Heinz’s greatest personal reward is the trust which he has been offered by numerous state officials. As a high school student, one of his daughters refused to participate in paramilitary target drills utilizing BB-guns. The school administration was deeply offended and took final measures to expel her. Yet higher authorities intervened and ruled that she might remain. Her assembled class was then presented with an official explanation: “This student may remain solely because her father not only prays for peace, he also struggles for peace."
The massive resistance of the church to that which Heinz considers to be constructive change has been his biggest disappointment. Marxists frequently say to him: "Yes, we know you're different, but the church in general. . . ."
Exceptions only prove the rule. In fact, Heinz is aware of only one other GDR-theologian who has chosen to become and remain a factory laborer. Nevertheless, he continues to dream of a church without property and privilege. That's the direction of church progression in many socialist countries, though seldom with the assent of more than a handful of its members.
Heinz believes that theologians remain a necessity, yet they should not utilize the church as a stepladder to power and privilege.

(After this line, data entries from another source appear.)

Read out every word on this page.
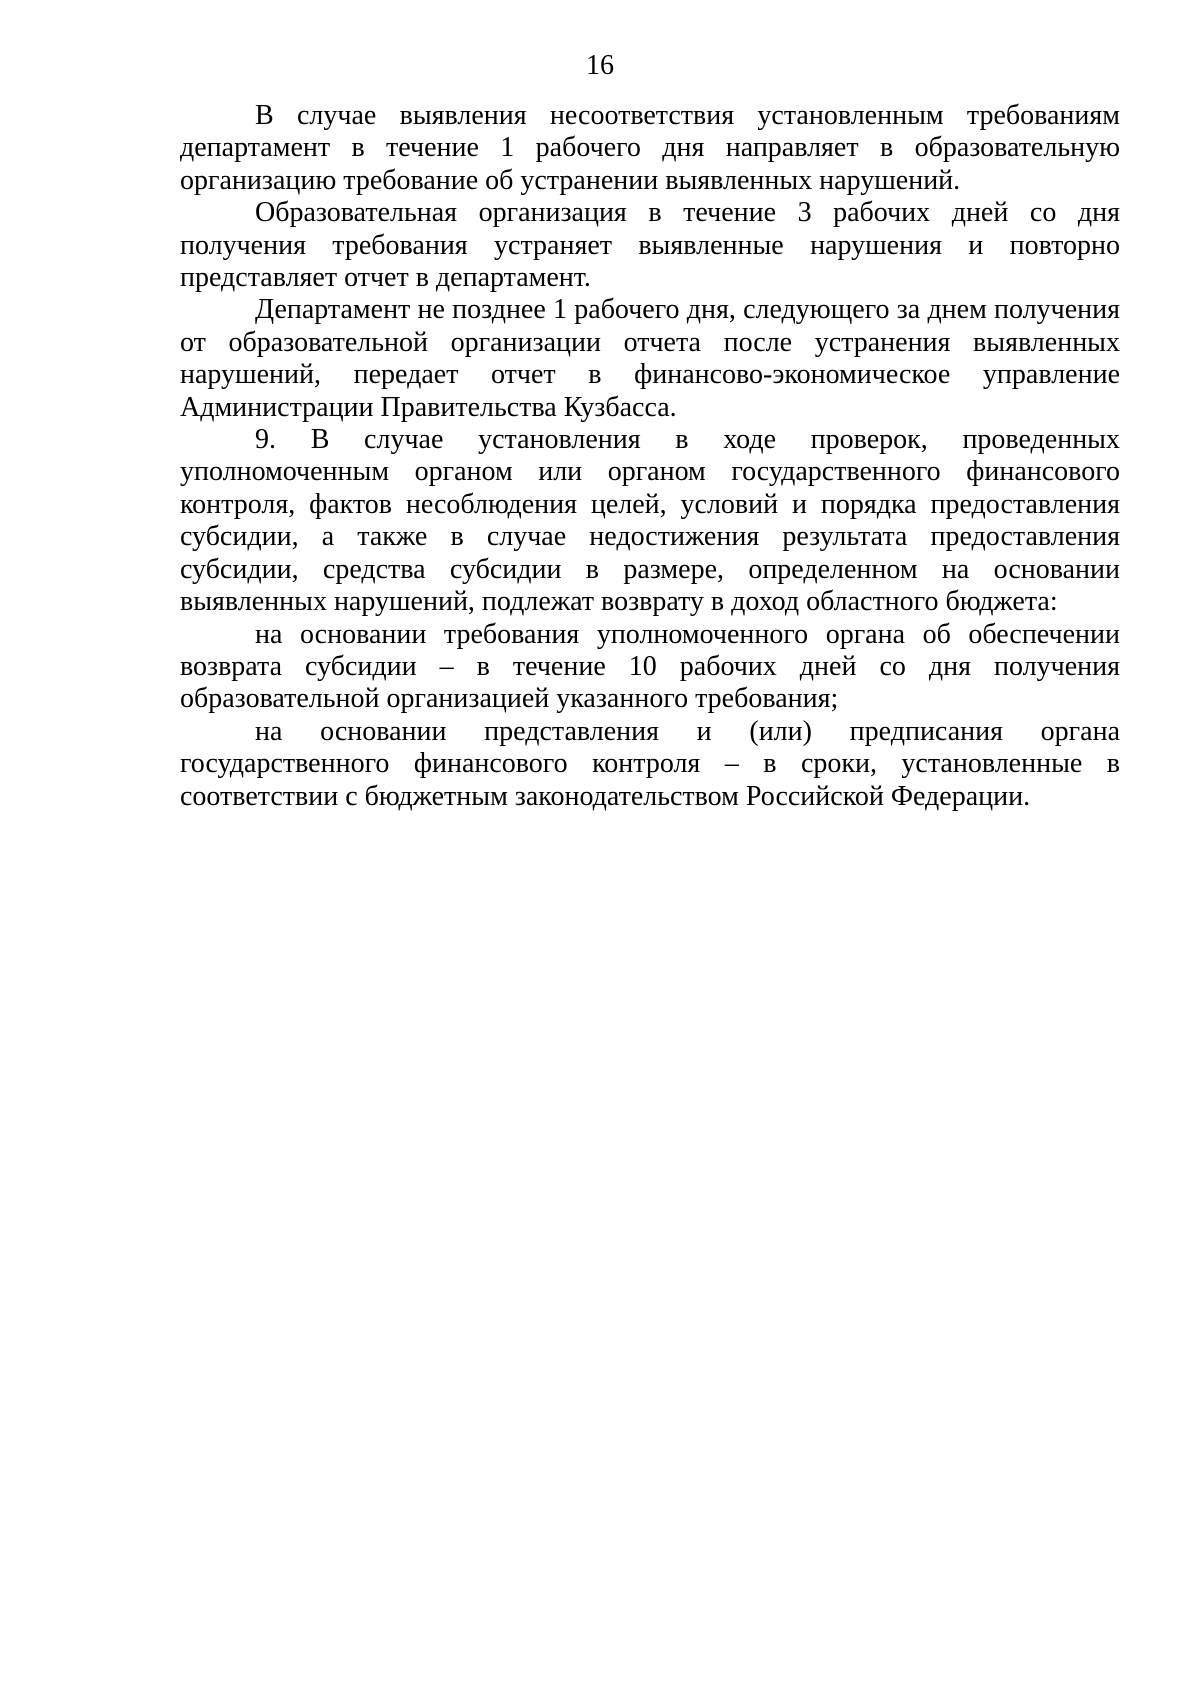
16

В случае выявления несоответствия установленным требованиям департамент в течение 1 рабочего дня направляет в образовательную организацию требование об устранении выявленных нарушений.

Образовательная организация в течение 3 рабочих дней со дня получения требования устраняет выявленные нарушения и повторно представляет отчет в департамент.

Департамент не позднее 1 рабочего дня, следующего за днем получения от образовательной организации отчета после устранения выявленных нарушений, передает отчет в финансово-экономическое управление Администрации Правительства Кузбасса.

9. В случае установления в ходе проверок, проведенных уполномоченным органом или органом государственного финансового контроля, фактов несоблюдения целей, условий и порядка предоставления субсидии, а также в случае недостижения результата предоставления субсидии, средства субсидии в размере, определенном на основании выявленных нарушений, подлежат возврату в доход областного бюджета:

на основании требования уполномоченного органа об обеспечении возврата субсидии – в течение 10 рабочих дней со дня получения образовательной организацией указанного требования;

на основании представления и (или) предписания органа государственного финансового контроля – в сроки, установленные в соответствии с бюджетным законодательством Российской Федерации.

The North American church (and to some extent even the GDR church) has unlimited financial and technical means. But is not credibility, i.e. the positive witness of the church in the eyes of its surrounding community, of much greater importance?
Heinz still retains hope that new forms of evangelization can emerge. “The layman is the person who transports the message into the world," he claims. "l've wanted to discover how through my factory work. The Gospel cannot be simply proclaimed orally; it must be demonstrated."
Fidel Castro has stated that all persons should be engaged in both manual and mental labor; that, according to Marx, the division
between manual and mental is a primary cause of social injustice. lt's rare finding Germans who engage in both. In fact, how often have you met persons who not only preach about Philippians
2:1-11 (taking the low road), but have also chosen that route for their own lives?
Bill Yoder
Delaware/USA on approx. 15 August 1982
Appeared in the October 1982 issue of the Mennonite “Missionary Messenger” in Pennsylvania/USA, 1.558 words. Also appeared in the Mennonite magazine „Purpose“, 24 April 1983.
Note from May 2022:
Heinz Ludwig died at age 67 in 1994.